The FCC will vote on the proposal Nov. 19.
A draft of the order would bar communications companies that receive Universal Service Fund money to purchase suppliers posing a national security threat, notably ZTE and Huawei. Another rule is proposed to require carriers receiving funds to remove existing equipment from the likes of ZTE and Huawei and replace it with "more trusted suppliers."
The draft rule would also call for fact-finding to discover how many carriers deployed Huawei and ZTE equipment and costs to remove and replace it.
And that's where things will get sticky. Huawei's value proposition for many carriers is gear that works in remote and rural areas. Simply put, Huawei is likely installed in many carriers.
The biggest question is who will pay for this rip and replace effort and what's the costs. Will there be another carrier tax on your bill to pay for replacement gear? Or will carriers simply forgo FCC funds. After all, the Universal Service Fund is $8.5 billion. That's a large number, but may not be large enough for much FCC leverage.

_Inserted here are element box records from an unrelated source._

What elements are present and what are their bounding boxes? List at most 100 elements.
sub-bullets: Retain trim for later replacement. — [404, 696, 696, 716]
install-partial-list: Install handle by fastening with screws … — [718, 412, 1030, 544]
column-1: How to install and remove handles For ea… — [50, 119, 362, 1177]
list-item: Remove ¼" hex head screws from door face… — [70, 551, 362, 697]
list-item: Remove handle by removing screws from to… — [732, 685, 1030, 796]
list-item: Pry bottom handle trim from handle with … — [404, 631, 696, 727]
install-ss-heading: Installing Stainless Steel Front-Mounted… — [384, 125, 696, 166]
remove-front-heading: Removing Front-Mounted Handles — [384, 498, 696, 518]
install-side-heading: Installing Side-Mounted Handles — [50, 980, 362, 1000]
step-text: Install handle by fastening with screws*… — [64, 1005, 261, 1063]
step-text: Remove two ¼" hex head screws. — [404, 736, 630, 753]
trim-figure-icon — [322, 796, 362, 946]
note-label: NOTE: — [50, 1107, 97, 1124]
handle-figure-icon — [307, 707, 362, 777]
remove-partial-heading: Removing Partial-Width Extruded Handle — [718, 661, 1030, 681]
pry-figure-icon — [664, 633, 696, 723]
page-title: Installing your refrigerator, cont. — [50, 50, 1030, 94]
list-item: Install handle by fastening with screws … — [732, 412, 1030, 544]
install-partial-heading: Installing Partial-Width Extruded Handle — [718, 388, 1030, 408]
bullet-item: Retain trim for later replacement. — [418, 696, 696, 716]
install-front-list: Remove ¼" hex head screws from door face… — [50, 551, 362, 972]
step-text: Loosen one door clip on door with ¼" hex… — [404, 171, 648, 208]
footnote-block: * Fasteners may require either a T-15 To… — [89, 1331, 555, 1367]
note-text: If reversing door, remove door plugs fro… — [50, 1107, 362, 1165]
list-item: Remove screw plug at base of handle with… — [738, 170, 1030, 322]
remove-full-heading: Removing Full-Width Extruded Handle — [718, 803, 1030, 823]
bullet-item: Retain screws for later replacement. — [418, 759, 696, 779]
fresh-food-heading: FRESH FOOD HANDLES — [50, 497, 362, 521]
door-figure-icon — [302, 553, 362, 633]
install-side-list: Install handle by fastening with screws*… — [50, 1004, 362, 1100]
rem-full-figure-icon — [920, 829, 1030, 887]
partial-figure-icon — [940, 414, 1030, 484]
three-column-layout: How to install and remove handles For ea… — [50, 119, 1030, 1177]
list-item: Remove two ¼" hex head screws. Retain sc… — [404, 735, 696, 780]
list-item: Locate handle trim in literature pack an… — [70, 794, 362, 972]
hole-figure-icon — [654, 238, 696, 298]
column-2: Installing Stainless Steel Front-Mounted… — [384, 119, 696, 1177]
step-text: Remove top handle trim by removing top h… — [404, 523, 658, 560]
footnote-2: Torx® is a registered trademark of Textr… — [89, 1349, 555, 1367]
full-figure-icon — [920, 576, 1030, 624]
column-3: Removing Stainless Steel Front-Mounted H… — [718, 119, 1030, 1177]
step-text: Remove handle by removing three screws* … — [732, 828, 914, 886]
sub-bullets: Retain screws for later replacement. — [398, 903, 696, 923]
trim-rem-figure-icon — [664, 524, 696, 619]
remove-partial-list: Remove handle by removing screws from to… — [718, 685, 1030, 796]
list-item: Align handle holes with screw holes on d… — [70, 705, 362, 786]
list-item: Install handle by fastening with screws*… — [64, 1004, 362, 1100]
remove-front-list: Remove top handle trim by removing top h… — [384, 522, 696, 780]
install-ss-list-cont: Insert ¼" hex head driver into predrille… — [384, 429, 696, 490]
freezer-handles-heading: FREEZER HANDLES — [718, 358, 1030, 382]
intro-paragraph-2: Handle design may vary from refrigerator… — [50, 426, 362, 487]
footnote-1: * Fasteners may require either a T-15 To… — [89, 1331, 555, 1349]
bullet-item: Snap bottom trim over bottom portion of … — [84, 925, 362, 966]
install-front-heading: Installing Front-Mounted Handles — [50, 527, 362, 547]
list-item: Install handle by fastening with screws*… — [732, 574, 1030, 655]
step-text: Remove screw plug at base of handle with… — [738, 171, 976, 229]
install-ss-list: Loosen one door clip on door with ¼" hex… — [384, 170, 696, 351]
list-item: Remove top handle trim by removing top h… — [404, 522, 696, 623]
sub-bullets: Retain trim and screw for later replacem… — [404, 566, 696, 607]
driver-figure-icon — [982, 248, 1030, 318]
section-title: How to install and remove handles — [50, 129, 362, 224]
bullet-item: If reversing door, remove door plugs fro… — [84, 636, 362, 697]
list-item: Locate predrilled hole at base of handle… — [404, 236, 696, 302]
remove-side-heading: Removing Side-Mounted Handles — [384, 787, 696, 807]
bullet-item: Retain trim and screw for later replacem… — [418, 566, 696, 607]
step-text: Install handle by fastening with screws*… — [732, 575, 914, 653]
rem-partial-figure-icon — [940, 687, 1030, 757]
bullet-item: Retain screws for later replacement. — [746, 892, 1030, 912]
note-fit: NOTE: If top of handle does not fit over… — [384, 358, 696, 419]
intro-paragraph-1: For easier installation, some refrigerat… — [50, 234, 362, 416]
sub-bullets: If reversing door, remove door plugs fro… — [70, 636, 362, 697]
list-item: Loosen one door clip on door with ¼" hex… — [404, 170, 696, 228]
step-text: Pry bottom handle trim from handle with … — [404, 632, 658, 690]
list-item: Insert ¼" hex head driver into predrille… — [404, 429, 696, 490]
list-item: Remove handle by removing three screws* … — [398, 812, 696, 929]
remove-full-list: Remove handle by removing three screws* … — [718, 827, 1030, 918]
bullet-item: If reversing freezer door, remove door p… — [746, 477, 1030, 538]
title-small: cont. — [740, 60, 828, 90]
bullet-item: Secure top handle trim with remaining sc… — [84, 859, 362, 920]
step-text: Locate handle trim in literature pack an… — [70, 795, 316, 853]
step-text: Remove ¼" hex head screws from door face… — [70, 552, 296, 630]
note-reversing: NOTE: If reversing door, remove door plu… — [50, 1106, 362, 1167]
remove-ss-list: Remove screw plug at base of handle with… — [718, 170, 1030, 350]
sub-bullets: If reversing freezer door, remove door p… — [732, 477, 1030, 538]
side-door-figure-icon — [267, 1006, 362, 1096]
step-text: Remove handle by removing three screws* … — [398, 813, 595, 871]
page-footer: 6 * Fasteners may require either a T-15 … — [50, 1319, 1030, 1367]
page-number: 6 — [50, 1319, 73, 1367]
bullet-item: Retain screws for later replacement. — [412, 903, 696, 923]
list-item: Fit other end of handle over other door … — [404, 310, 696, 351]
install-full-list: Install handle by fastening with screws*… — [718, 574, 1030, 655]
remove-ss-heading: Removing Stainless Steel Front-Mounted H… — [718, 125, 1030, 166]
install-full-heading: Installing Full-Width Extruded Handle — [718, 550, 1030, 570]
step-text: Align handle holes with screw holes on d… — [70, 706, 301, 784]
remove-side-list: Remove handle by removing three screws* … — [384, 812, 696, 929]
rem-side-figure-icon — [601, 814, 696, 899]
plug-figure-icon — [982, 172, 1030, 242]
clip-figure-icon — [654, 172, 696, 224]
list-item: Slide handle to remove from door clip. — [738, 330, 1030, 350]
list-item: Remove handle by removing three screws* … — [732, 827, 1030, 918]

FCC Chairman Ajit Pai said:
When it comes to 5G and America's security, we can't afford to take a risk and hope for the best. We need to make sure our networks won't harm our national security, threaten our economic security, or undermine our values. The Chinese government has shown repeatedly that it is willing to go to extraordinary lengths to do just that. And Chinese law requires all companies subject to its jurisdiction to secretly comply with demands from Chinese intelligence services.
Now for carriers, the devil will be in the details. Those details will revolve around IT heavy lifting, labor costs, RFP processes and money.